Elizabeth Bowen
in 1946: her review of Marjory
Fleming by Oriel Malet appeared in the Tatler on
12 June.
Until I read Oriel Malet's Marjory Fleming,
my ideas about Marjory were of the haziest. The
little girl's Journals and her collection of verses,
which could have given her substantiality, were
unknown to me possibly I shrank from the
sentimental myth surrounding any wonder-child who
has died young . . .
However, she was not 'too good for this world',
which she loved, during her eight years and eleven
months in it, with a sturdy and sometimes troubling
passion. Lively, healthy, greedy and gay, though
with interludes of savage contrary melancholy,
she lived with intensity. . . Such, at least, is
the Marjory whom Miss Malet (with what I instinctively
feel to be a true, an almost psychic perception)
brings to life for us. Or, rather, we are made
conscious of the life that was Marjory Fleming's.
That is Marjory Fleming's for in these
pages, undimmed by mists of the past, we enter
the immortal 'now' of a child.
Isabella Keith first met as the lovely,
fashionable, seventeen-year-old Edinburgh cousin
who came to visit at Kirkcaldy was the love
of Marjory's life: the separation from Isabella
was one of those major tragedies which one cannot
write off as a mere childish grief.
Marjory was born at Kirkcaldy in 1803; and died
there child to the last, of a childish illness some
months after her return from Edinburgh in 1811.

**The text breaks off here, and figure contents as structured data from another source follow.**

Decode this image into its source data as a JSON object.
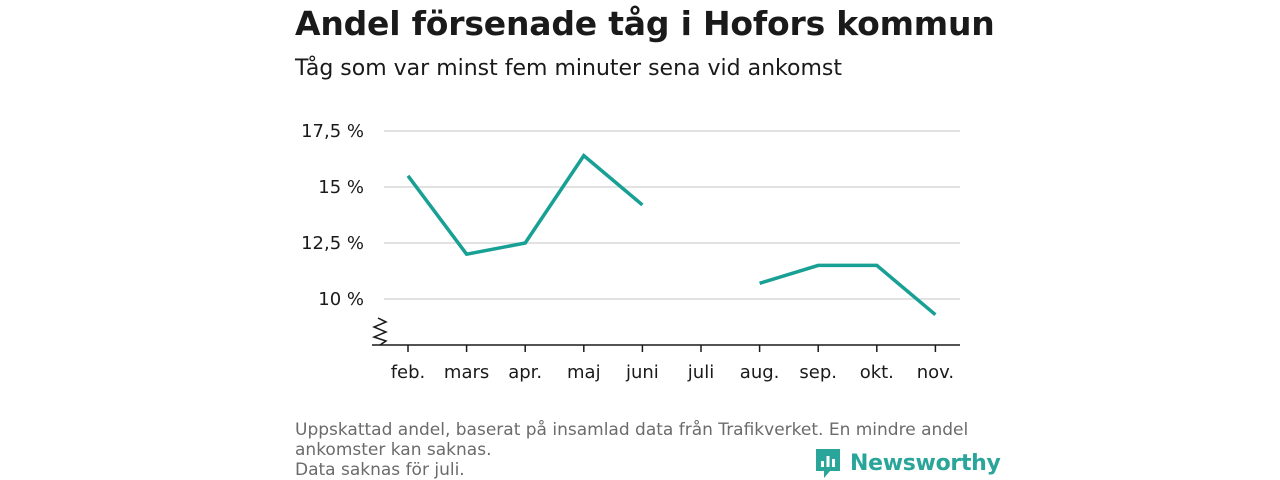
{
  "header": {
    "title": "Andel försenade tåg i Hofors kommun",
    "subtitle": "Tåg som var minst fem minuter sena vid ankomst"
  },
  "chart_data": {
    "type": "line",
    "title": "Andel försenade tåg i Hofors kommun",
    "subtitle": "Tåg som var minst fem minuter sena vid ankomst",
    "categories": [
      "feb.",
      "mars",
      "apr.",
      "maj",
      "juni",
      "juli",
      "aug.",
      "sep.",
      "okt.",
      "nov."
    ],
    "series": [
      {
        "values": [
          15.5,
          12.0,
          12.5,
          16.4,
          14.2,
          null,
          10.7,
          11.5,
          11.5,
          9.3
        ]
      }
    ],
    "yticks": [
      10,
      12.5,
      15,
      17.5
    ],
    "ytick_labels": [
      "10 %",
      "12,5 %",
      "15 %",
      "17,5 %"
    ],
    "ylim": [
      8,
      17.5
    ],
    "y_axis_break": true,
    "grid": "horizontal",
    "line_color": "#18a095",
    "xlabel": "",
    "ylabel": ""
  },
  "footer": {
    "note_line1": "Uppskattad andel, baserat på insamlad data från Trafikverket. En mindre andel ankomster kan saknas.",
    "note_line2": "Data saknas för juli.",
    "brand": "Newsworthy",
    "brand_icon": "newsworthy-logo-icon",
    "brand_color": "#2aa59a"
  }
}
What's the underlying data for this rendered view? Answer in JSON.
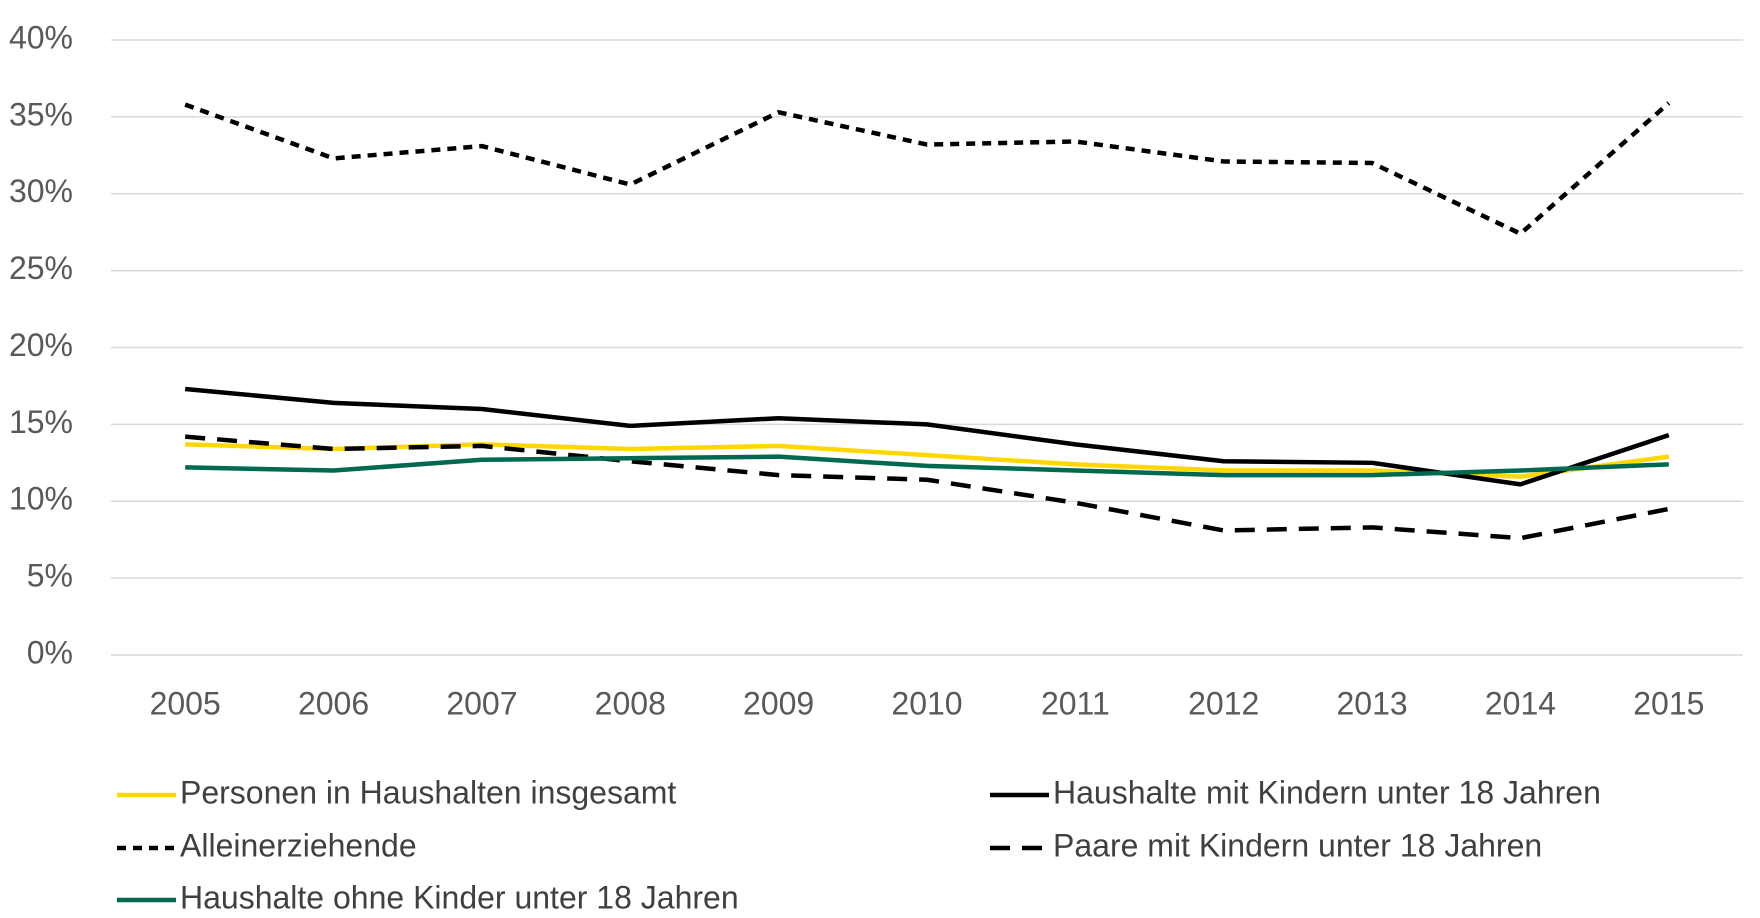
{
  "chart_data": {
    "type": "line",
    "categories": [
      "2005",
      "2006",
      "2007",
      "2008",
      "2009",
      "2010",
      "2011",
      "2012",
      "2013",
      "2014",
      "2015"
    ],
    "ylim": [
      0,
      40
    ],
    "yticks": [
      {
        "value": 0,
        "label": "0%"
      },
      {
        "value": 5,
        "label": "5%"
      },
      {
        "value": 10,
        "label": "10%"
      },
      {
        "value": 15,
        "label": "15%"
      },
      {
        "value": 20,
        "label": "20%"
      },
      {
        "value": 25,
        "label": "25%"
      },
      {
        "value": 30,
        "label": "30%"
      },
      {
        "value": 35,
        "label": "35%"
      },
      {
        "value": 40,
        "label": "40%"
      }
    ],
    "grid": true,
    "legend": "bottom",
    "series": [
      {
        "name": "Personen in Haushalten insgesamt",
        "color": "#ffd700",
        "line_style": "solid",
        "values": [
          13.7,
          13.4,
          13.7,
          13.4,
          13.6,
          13.0,
          12.4,
          12.0,
          12.0,
          11.6,
          12.9
        ]
      },
      {
        "name": "Haushalte mit Kindern unter 18 Jahren",
        "color": "#000000",
        "line_style": "solid",
        "values": [
          17.3,
          16.4,
          16.0,
          14.9,
          15.4,
          15.0,
          13.7,
          12.6,
          12.5,
          11.1,
          14.3
        ]
      },
      {
        "name": "Alleinerziehende",
        "color": "#000000",
        "line_style": "dotted",
        "values": [
          35.8,
          32.3,
          33.1,
          30.6,
          35.3,
          33.2,
          33.4,
          32.1,
          32.0,
          27.4,
          35.9
        ]
      },
      {
        "name": "Paare mit Kindern unter 18 Jahren",
        "color": "#000000",
        "line_style": "dashed",
        "values": [
          14.2,
          13.4,
          13.6,
          12.6,
          11.7,
          11.4,
          9.9,
          8.1,
          8.3,
          7.6,
          9.5
        ]
      },
      {
        "name": "Haushalte ohne Kinder unter 18 Jahren",
        "color": "#00694f",
        "line_style": "solid",
        "values": [
          12.2,
          12.0,
          12.7,
          12.8,
          12.9,
          12.3,
          12.0,
          11.7,
          11.7,
          12.0,
          12.4
        ]
      }
    ]
  }
}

She embraced sorrow with her whole nature, as she
embraced joy. She was one of a family of three
(a baby sister was born during the three years
when Marjory was away with the Keiths in Edinburgh),
and her parents were loving, intelligent and wise though
I think one must feel that they failed in judgement
in insisting on her return home being taken
from Isabella tore the most delicate fibres of
her nature. Mrs Fleming, though she did her best
at once to conceal the fact, was jealous of Isabella:
and, of course, it could be said that a fascinating
young woman with her own life to lead ought not
to be giving up all her time to the teaching and
charge of a small child.
Marjory, for her part, did torment herself with
the idea that she was wicked and unnatural in loving
Isabella more than her own parents; her terrifying
moods, which from time to time swept like tornadoes
through the Keiths' Charlotte Square house, were
the outcome of what would now be called conflict.
Every scene of her happiness with Isabella most
of all Braehead, where the two spent summers visiting
the Craufurds was intensely dear to her.
Outside this association, however, was the love
for Nature for its own sake rivers, gardens,
woods, windy seashores. The temperament of a poet,
the vehemence of a lover, was carried round town
and country alike inside the sturdy body of this
little girl. No, Marjory, though she had an attractive
young-animal grace, was not even pretty. She had
a hearty appetite, was a bit of a bully (the terror
of nice little girls who were asked to tea), and
was, most human of all, by no means above showing
off. In fact, it is her charm, to me, that she
lacked the outfit of the idealisable 'romantic'
child.
Marjory Fleming is a book I recommend to
all those who are not afraid to know and love children
as they are...I should like to thank Miss Malet:
my life seems richer for knowing this little girl.